Actualité/Opinion/Sécurité/Violence

Internautes ulcérés par le sort du vendeur violent

Frapper ses agresseurs lui a coûté des jours-amende. Beaucoup ne comprennent pas cette décision de justice.

L’employé accusé (à g.) était accompagné mardi de son patron. (photo: lmo)

L’employé accusé (à g.) était accompagné mardi de son patron. (photo: lmo)

«Vive la Suisse, le seul pays qui protège les criminels et condamne les honnêtes citoyens!», «C’est dégueulasse!» Comme ces Vaudois, ils sont des centaines à trouver injuste qu’un vendeur ait été condamné pour avoir frappé les malfrats qui avaient braqué le magasin d’Yverdon-les-Bains (VD) dans lequel il travaillait. L’un de ses agresseurs a bien été condamné à neuf mois avec sursis. Mais son complice, qui ne s’est pas présenté à l’audience qui s’est déroulée à Nyon la semaine dernière, ne sera jugé que l’année prochaine.

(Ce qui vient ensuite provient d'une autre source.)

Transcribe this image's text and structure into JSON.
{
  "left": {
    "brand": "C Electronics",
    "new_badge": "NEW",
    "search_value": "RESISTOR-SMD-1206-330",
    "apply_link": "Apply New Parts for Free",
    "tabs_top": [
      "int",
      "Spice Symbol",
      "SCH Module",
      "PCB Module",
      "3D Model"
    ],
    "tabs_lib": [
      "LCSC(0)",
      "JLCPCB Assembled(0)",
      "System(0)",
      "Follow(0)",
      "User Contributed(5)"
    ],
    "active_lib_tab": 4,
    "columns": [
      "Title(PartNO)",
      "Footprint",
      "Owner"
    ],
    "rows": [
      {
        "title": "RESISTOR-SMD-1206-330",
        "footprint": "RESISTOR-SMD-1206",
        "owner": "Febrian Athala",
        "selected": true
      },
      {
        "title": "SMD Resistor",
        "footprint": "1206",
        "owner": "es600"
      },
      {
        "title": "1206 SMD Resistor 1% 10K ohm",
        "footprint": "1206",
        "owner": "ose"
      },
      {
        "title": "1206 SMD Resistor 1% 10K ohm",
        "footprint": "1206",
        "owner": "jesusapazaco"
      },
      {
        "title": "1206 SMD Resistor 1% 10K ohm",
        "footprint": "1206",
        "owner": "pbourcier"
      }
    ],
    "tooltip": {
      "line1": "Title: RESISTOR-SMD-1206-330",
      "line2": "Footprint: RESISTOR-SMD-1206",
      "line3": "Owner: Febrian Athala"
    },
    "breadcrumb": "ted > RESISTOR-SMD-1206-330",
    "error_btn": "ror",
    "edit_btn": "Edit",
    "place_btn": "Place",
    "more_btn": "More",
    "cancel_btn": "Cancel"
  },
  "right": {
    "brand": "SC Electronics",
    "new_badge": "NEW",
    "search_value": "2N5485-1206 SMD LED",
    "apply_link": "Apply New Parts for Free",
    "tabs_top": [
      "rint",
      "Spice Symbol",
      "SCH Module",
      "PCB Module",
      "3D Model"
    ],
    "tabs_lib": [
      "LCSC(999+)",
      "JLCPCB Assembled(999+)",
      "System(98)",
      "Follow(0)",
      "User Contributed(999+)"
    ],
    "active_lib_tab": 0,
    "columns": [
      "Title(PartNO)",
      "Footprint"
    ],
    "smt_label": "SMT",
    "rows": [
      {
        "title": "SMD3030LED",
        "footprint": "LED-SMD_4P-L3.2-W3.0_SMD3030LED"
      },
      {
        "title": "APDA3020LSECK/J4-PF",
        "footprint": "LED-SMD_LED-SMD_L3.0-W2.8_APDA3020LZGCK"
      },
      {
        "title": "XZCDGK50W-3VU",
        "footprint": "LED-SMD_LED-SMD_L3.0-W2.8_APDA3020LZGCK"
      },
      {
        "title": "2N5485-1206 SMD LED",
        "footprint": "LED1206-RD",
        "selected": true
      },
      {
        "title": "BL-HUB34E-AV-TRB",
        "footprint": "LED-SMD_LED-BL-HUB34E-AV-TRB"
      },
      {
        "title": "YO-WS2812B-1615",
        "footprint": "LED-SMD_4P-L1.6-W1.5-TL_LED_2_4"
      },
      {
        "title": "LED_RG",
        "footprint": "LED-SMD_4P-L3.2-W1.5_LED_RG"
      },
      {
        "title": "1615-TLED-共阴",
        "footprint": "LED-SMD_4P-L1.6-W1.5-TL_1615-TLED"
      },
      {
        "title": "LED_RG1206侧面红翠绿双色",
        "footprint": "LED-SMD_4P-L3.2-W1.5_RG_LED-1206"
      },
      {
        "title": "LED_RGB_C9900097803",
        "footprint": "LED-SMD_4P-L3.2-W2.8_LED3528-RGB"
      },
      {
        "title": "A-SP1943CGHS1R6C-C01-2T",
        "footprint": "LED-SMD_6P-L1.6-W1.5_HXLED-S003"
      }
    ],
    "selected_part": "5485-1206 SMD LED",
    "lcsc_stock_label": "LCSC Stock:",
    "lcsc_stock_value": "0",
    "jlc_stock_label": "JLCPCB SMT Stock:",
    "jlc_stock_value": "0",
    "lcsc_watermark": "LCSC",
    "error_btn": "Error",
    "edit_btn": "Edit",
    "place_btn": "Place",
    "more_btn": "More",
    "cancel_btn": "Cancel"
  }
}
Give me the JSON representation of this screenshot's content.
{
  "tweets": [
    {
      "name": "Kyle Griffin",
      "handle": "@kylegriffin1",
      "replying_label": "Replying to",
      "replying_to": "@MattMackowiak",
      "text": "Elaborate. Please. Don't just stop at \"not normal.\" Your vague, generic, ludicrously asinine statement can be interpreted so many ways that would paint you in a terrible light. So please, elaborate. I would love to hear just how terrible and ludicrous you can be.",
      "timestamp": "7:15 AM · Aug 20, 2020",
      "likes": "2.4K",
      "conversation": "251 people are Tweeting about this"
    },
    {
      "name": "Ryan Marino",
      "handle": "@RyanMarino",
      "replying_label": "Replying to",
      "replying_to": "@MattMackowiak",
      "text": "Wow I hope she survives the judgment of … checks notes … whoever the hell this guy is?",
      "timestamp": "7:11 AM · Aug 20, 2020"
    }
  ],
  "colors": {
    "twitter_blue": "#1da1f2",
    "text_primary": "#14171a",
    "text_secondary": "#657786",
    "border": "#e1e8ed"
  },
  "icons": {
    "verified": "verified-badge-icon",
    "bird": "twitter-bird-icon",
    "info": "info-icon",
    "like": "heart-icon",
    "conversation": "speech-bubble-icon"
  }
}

Depuis la publication de cette affaire, un groupe Facebook a vu le jour et compte déjà plus d’un millier de membres. «Je suis d’accord avec leur réaction, la justice est mal faite», renchérit le vendeur, même s’il admet avoir été un peu loin en saisissant une barre de fer pour frapper l’un de ses agresseurs. Ceux-ci l’avaient mis hors de lui en tirant des plombs sur son patron, qui avait fini en sang.

Que disent la justice et la police de ces réactions ? Le procureur chargé de l’affaire a préféré s’en remettre à son supérieur. Mais ce dernier n’a pas pu répondre à nos questions, jeudi. Porte-parole de la police neuchâteloise, Pierre-Louis Rochaix n’a pas voulu commenter le cas particulier. «Mais la justice a été faite», s’est-il contenté de dire. Un avis que rejoint un criminologue. «La justice ne protège pas les criminels, elle se contente d’appliquer le code pénal». Et de rajouter que dans la vraie vie, les internautes n’assument en général pas leurs propos incendiaires.

Comment réagir?

«Il n’y a pas de recette miracle», confie le porte-parole de la police valaisanne. Pour Jean-Marie Bornet, qui a récemment mené un programme de formation des employés de la banque cantonale valaisanne pour apprendre à réagir en cas de braquage. «La personne a parfois meilleur temps de prendre des détails sur ses agresseurs qui permettront à la police de les retrouver que de prendre des risques. Mais tout un chacun peut agir en fonction de son potentiel de défense.»